Major announcements about Donald Trump’s general election campaign personnel are coming this week, Trump Campaign Chairman Paul Manafort said Sunday, arguing that the GOP candidate’s campaign is not trailing Hillary Clinton’s with respect to its effectiveness.
“Our campaign, frankly, is getting organized,” Manafort said on NBC’s Meet the Press, promising that the campaign would announce key personnel hires for the campaign at the national and state levels. The campaign is now fully integrated with the Republican National Committee and active in 16 states identified as battleground states in November, he explained.
“We are confident that we are not behind the Clinton campaign,” Manafort said. “They’re muscle-bound. We’re not.”
Trump has faced criticism that he is unprepared for the general election as his fundraising has badly lagged behind that of Clinton, and his staff is a small fraction of hers. The polls, meanwhile, have shown his support swooning in recent weeks.
Trump’s advantage, Manafort said, is that he “doesn’t need to figure out what’s going on in order to say what he wants to do.”
Manafort, a lobbyist and campaign adviser to past Republican candidates, also brushed off the Clinton campaign’s criticisms that Trump traveled to Scotland to boost his new Scottish golf course while world markets gyrated in response to the U.K.’s vote to leave the European Union.
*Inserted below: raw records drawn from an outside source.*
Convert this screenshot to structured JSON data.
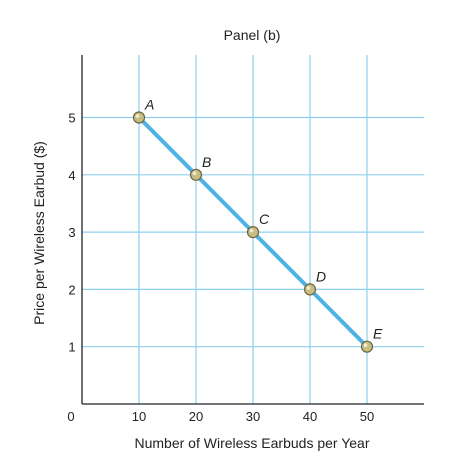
{
  "chart_data": {
    "type": "line",
    "title": "Panel (b)",
    "xlabel": "Number of Wireless Earbuds per Year",
    "ylabel": "Price per Wireless Earbud ($)",
    "xlim": [
      0,
      60
    ],
    "ylim": [
      0,
      6
    ],
    "x_ticks": [
      10,
      20,
      30,
      40,
      50
    ],
    "y_ticks": [
      1,
      2,
      3,
      4,
      5
    ],
    "origin_label": "0",
    "grid": true,
    "series": [
      {
        "points": [
          {
            "label": "A",
            "x": 10,
            "y": 5
          },
          {
            "label": "B",
            "x": 20,
            "y": 4
          },
          {
            "label": "C",
            "x": 30,
            "y": 3
          },
          {
            "label": "D",
            "x": 40,
            "y": 2
          },
          {
            "label": "E",
            "x": 50,
            "y": 1
          }
        ]
      }
    ],
    "colors": {
      "line": "#4db3e6",
      "grid": "#8fcfee",
      "axis": "#222222",
      "marker_fill": "#c9bd86",
      "marker_stroke": "#6b6440"
    }
  }
}
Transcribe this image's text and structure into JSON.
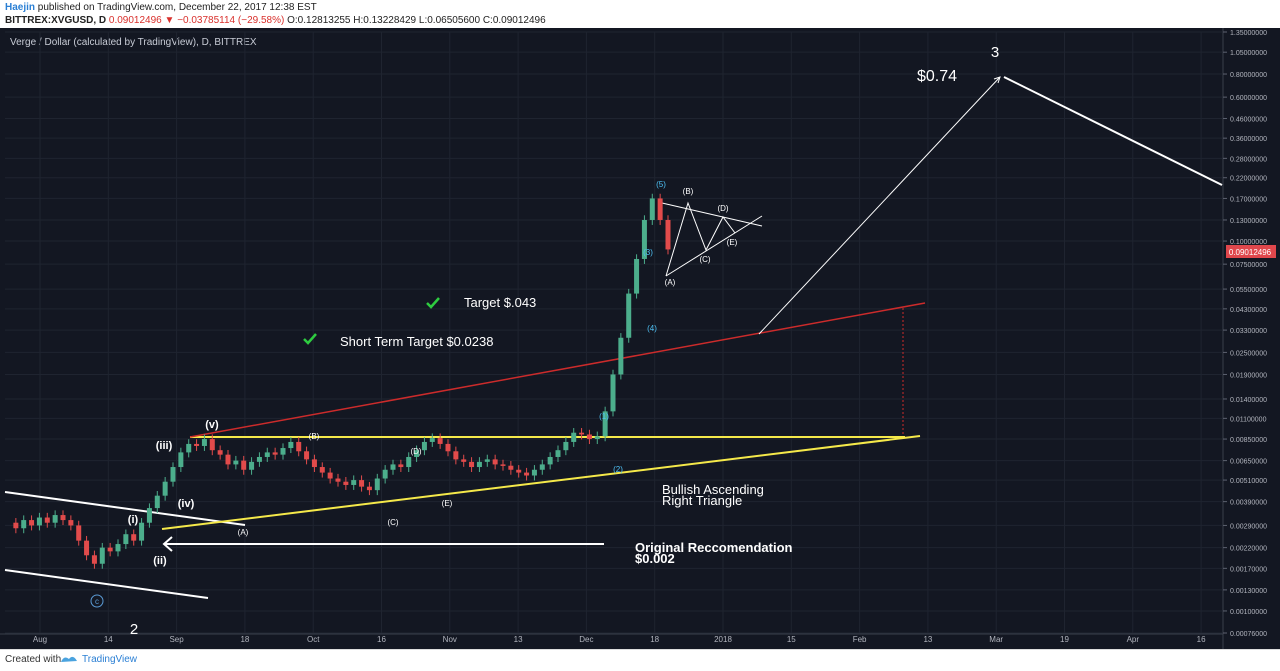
{
  "header": {
    "author": "Haejin",
    "published": "published on TradingView.com, December 22, 2017 12:38 EST",
    "symbol": "BITTREX:XVGUSD, D",
    "change": "0.09012496 ▼ −0.03785114 (−29.58%)",
    "ohlc": "O:0.12813255 H:0.13228429 L:0.06505600 C:0.09012496"
  },
  "chart_title": "Verge / Dollar (calculated by TradingView), D, BITTREX",
  "footer": {
    "created_with": "Created with",
    "brand": "TradingView"
  },
  "chart_data": {
    "type": "candlestick",
    "scale": "log",
    "symbol": "XVGUSD",
    "ylim": [
      0.00076,
      1.35
    ],
    "y_ticks": [
      "1.35000000",
      "1.05000000",
      "0.80000000",
      "0.60000000",
      "0.46000000",
      "0.36000000",
      "0.28000000",
      "0.22000000",
      "0.17000000",
      "0.13000000",
      "0.10000000",
      "0.07500000",
      "0.05500000",
      "0.04300000",
      "0.03300000",
      "0.02500000",
      "0.01900000",
      "0.01400000",
      "0.01100000",
      "0.00850000",
      "0.00650000",
      "0.00510000",
      "0.00390000",
      "0.00290000",
      "0.00220000",
      "0.00170000",
      "0.00130000",
      "0.00100000",
      "0.00076000"
    ],
    "x_ticks": [
      "Aug",
      "14",
      "Sep",
      "18",
      "Oct",
      "16",
      "Nov",
      "13",
      "Dec",
      "18",
      "2018",
      "15",
      "Feb",
      "13",
      "Mar",
      "19",
      "Apr",
      "16"
    ],
    "last_price": "0.09012496",
    "price_path": [
      0.003,
      0.0028,
      0.0031,
      0.0029,
      0.0032,
      0.003,
      0.0033,
      0.0031,
      0.0029,
      0.0024,
      0.002,
      0.0018,
      0.0022,
      0.0021,
      0.0023,
      0.0026,
      0.0024,
      0.003,
      0.0036,
      0.0042,
      0.005,
      0.006,
      0.0072,
      0.008,
      0.0078,
      0.0085,
      0.0074,
      0.007,
      0.0062,
      0.0065,
      0.0058,
      0.0064,
      0.0068,
      0.0072,
      0.007,
      0.0076,
      0.0082,
      0.0073,
      0.0066,
      0.006,
      0.0056,
      0.0052,
      0.005,
      0.0048,
      0.0051,
      0.0047,
      0.0045,
      0.0052,
      0.0058,
      0.0062,
      0.006,
      0.0068,
      0.0074,
      0.0082,
      0.0086,
      0.008,
      0.0073,
      0.0066,
      0.0064,
      0.006,
      0.0064,
      0.0066,
      0.0062,
      0.0061,
      0.0058,
      0.0056,
      0.0054,
      0.0058,
      0.0062,
      0.0068,
      0.0074,
      0.0082,
      0.0092,
      0.009,
      0.0085,
      0.0088,
      0.012,
      0.019,
      0.03,
      0.052,
      0.08,
      0.13,
      0.17,
      0.13,
      0.0901
    ],
    "annotations": {
      "target_1": "Target $.043",
      "target_2": "Short Term Target $0.0238",
      "triangle": "Bullish Ascending",
      "triangle2": "Right Triangle",
      "original1": "Original Reccomendation",
      "original2": "$0.002",
      "projection": "$0.74",
      "wave3": "3",
      "wave2": "2",
      "wave_c": "c",
      "waves_roman": [
        "(i)",
        "(ii)",
        "(iii)",
        "(iv)",
        "(v)"
      ],
      "abc_lower": [
        "(A)",
        "(B)",
        "(C)",
        "(D)",
        "(E)"
      ],
      "waves_small": [
        "(1)",
        "(2)",
        "(3)",
        "(4)",
        "(5)"
      ],
      "abc_triangle": [
        "(A)",
        "(B)",
        "(C)",
        "(D)",
        "(E)"
      ]
    }
  }
}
Trump’s “success as an international businessman and a person who gets things done is one of the attractions of his candidacy,” Manafort argued.
In fact, he said, the popular discontent that drove British voters to leave the EU will also “be the basis for the election” in the U.S.
“Hillary Clinton is ignoring the reality because she is part of the establishment,” Manafort claimed. “She can’t get away from the fact that she is part of the problem that is being rejected.”